Chaben nous raconta sa vie, son enfance, sa vie de pêcheur,
d’artiste, sa malchance avec les femmes, avec le « Show
business ».
-Chaben :
Apwé tout chanté la ou vwè an chanté la, pa menm lajan a on
bisiklèt pa rété an men an mwen
(Après toute
cette carrière de chanteur, je ne peux même pas m’offrir une
bicyclette).
C’est ce jour là
aussi que nous avons appris que le chanteur qui avait suscité sa
vocation était … Tino ROSSI.
-Chaben : Boug
la té tini on bèl vwa tann on ! I té ka chawmé lé dèmwazel
(Il avait une
voix d’or qui charmait les femmes).
Chaben a commencé
sa « carrière » en chantant des romances. Mais fils du peuple
profond, c’est dans la musique populaire qu’il se réalisa. Le
déclic lui vint au cours de ces soirées « Léwoz o komandè »
organisées par un certain Monsieur Chòbòk, de son surnom. C’est
là qu’il découvrit un chanteur de Gwoka, ouvrier originaire des
Abymes et qui travaillait à l’usine Beauport. C’est avec lui
qu’il apprit le Gwoka. Il prit même des leçons qu’il payait en
poissons.
Chaben me confia
ce jour là qu’il avait composé 26 nouvelles chansons, mais qu’il
ne les chanterait à personne, car toute sa vie on lui a volé ses
chansons, même en Martinique me disait-il, où il devait se
rendre pour enregistrer ses disques dans les années 1960. Des
journalistes et autres chanteurs défilaient chez lui,
magnétophone en poche, et quelques mois après il entendait à la
radio ses propres mélodies chantées par d’autres.
Ce jour là de
juillet 1986, Chaben nous fit à ma femme et moi notre plus beau
cadeau. En effet, à trois, lui, ma femme et moi, avons entamé
plusieurs chants de son répertoire : Chaben chantait, ma femme
était « répondè » et moi je faisais « boulagyèl ». Et, dans son
élan de tendresse, il me récita, sans me chanter la mélodie, les
paroles d’une de ses nouvelles compositions.
Chaben, notre
monument, est mort avec ses 26 nouvelles chansons. Il a
par-dessus tout, me semble-t-il, développé la « mélodie Gwoka »

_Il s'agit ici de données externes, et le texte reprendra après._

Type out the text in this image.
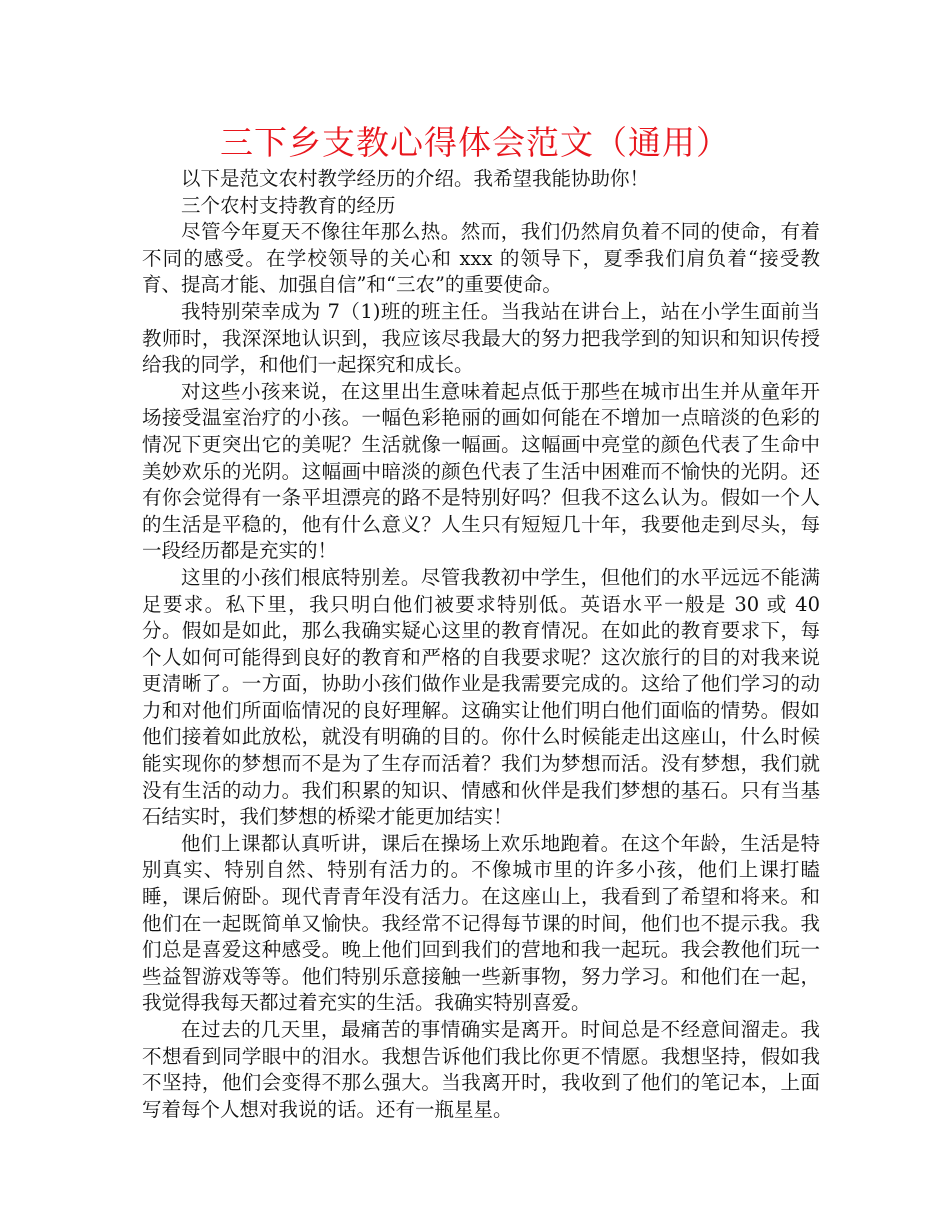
三下乡支教心得体会范文（通用）

以下是范文农村教学经历的介绍。我希望我能协助你！

三个农村支持教育的经历

尽管今年夏天不像往年那么热。然而，我们仍然肩负着不同的使命，有着不同的感受。在学校领导的关心和 xxx 的领导下，夏季我们肩负着“接受教育、提高才能、加强自信”和“三农”的重要使命。

我特别荣幸成为 7（1)班的班主任。当我站在讲台上，站在小学生面前当教师时，我深深地认识到，我应该尽我最大的努力把我学到的知识和知识传授给我的同学，和他们一起探究和成长。

对这些小孩来说，在这里出生意味着起点低于那些在城市出生并从童年开场接受温室治疗的小孩。一幅色彩艳丽的画如何能在不增加一点暗淡的色彩的情况下更突出它的美呢？生活就像一幅画。这幅画中亮堂的颜色代表了生命中美妙欢乐的光阴。这幅画中暗淡的颜色代表了生活中困难而不愉快的光阴。还有你会觉得有一条平坦漂亮的路不是特别好吗？但我不这么认为。假如一个人的生活是平稳的，他有什么意义？人生只有短短几十年，我要他走到尽头，每一段经历都是充实的！

这里的小孩们根底特别差。尽管我教初中学生，但他们的水平远远不能满足要求。私下里，我只明白他们被要求特别低。英语水平一般是 30 或 40 分。假如是如此，那么我确实疑心这里的教育情况。在如此的教育要求下，每个人如何可能得到良好的教育和严格的自我要求呢？这次旅行的目的对我来说更清晰了。一方面，协助小孩们做作业是我需要完成的。这给了他们学习的动力和对他们所面临情况的良好理解。这确实让他们明白他们面临的情势。假如他们接着如此放松，就没有明确的目的。你什么时候能走出这座山，什么时候能实现你的梦想而不是为了生存而活着？我们为梦想而活。没有梦想，我们就没有生活的动力。我们积累的知识、情感和伙伴是我们梦想的基石。只有当基石结实时，我们梦想的桥梁才能更加结实！

他们上课都认真听讲，课后在操场上欢乐地跑着。在这个年龄，生活是特别真实、特别自然、特别有活力的。不像城市里的许多小孩，他们上课打瞌睡，课后俯卧。现代青青年没有活力。在这座山上，我看到了希望和将来。和他们在一起既简单又愉快。我经常不记得每节课的时间，他们也不提示我。我们总是喜爱这种感受。晚上他们回到我们的营地和我一起玩。我会教他们玩一些益智游戏等等。他们特别乐意接触一些新事物，努力学习。和他们在一起，我觉得我每天都过着充实的生活。我确实特别喜爱。

在过去的几天里，最痛苦的事情确实是离开。时间总是不经意间溜走。我不想看到同学眼中的泪水。我想告诉他们我比你更不情愿。我想坚持，假如我不坚持，他们会变得不那么强大。当我离开时，我收到了他们的笔记本，上面写着每个人想对我说的话。还有一瓶星星。
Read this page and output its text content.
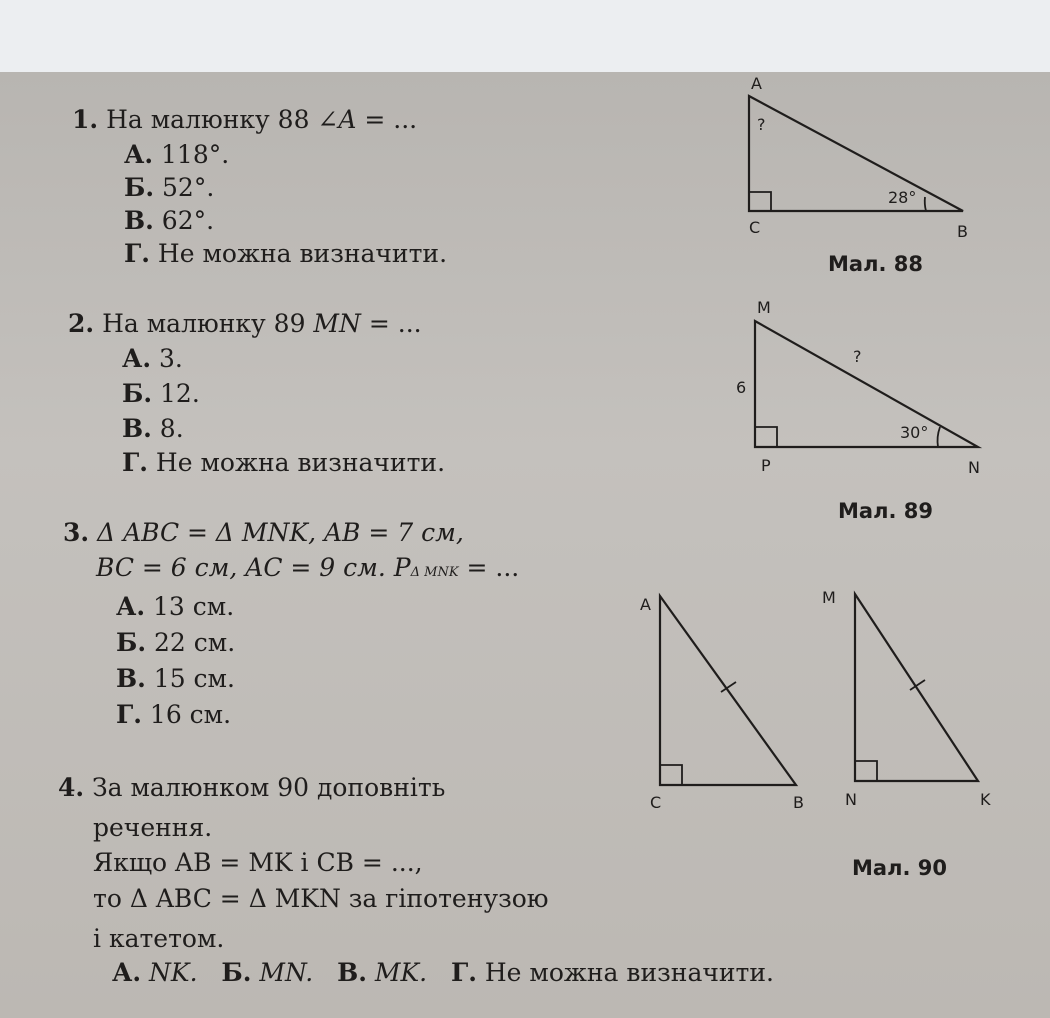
1. На малюнку 88 ∠A = ...
А. 118°.
Б. 52°.
В. 62°.
Г. Не можна визначити.
2. На малюнку 89 MN = ...
А. 3.
Б. 12.
В. 8.
Г. Не можна визначити.
3. Δ ABC = Δ MNK, AB = 7 см,
BC = 6 см, AC = 9 см. PΔ MNK = ...
А. 13 см.
Б. 22 см.
В. 15 см.
Г. 16 см.
4. За малюнком 90 доповніть
речення.
Якщо AB = MK і CB = ...,
то Δ ABC = Δ MKN за гіпотенузою
і катетом.
А. NK. Б. MN. В. MK. Г. Не можна визначити.
A
?
28°
C	B
M
?
6
30°
P	N
A
C	B
M
N	K
Мал. 88
Мал. 89
Мал. 90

dans toute sa splendeur et sa richesse.
Ce que nous ne
savons pas ou peu, c’est que cette « mélodie Gwoka » ne se joue
pas dans la gamme « do, ré, mi, fa, sol, la, si » connue de
tous, mais dans une gamme à cinq notes modale et atonale
découverte à la fin des années 1960 par le musicien Gérard
Lockel et appelée « gamme Gwoka ».
Nous les jeunes de
Port-Louis de l’époque avons la chance d’avoir en tête plusieurs
de ces mélodies non enregistrées.
Je mesure
aujourd’hui le privilège que j’ai eu d’avoir côtoyé, d’avoir
chanté avec Monsieur Germain CALIXTE.
C’est tout
naturellement, qu’avec Yves, Jaki, Baba, Anselme, Bernard, … et
tous les autres que nous l’avons accompagné début mars 1987, à
sa dernière demeure, au cimetière de Port-louis, tout au bout de
la plage du Souffleur.
Nous lui avons
chanté plusieurs morceaux de son répertoire juste avant la mise
en terre, histoire de lui signifier que nous défendrons son
héritage, que nous essaierons de perpétuer sa mémoire.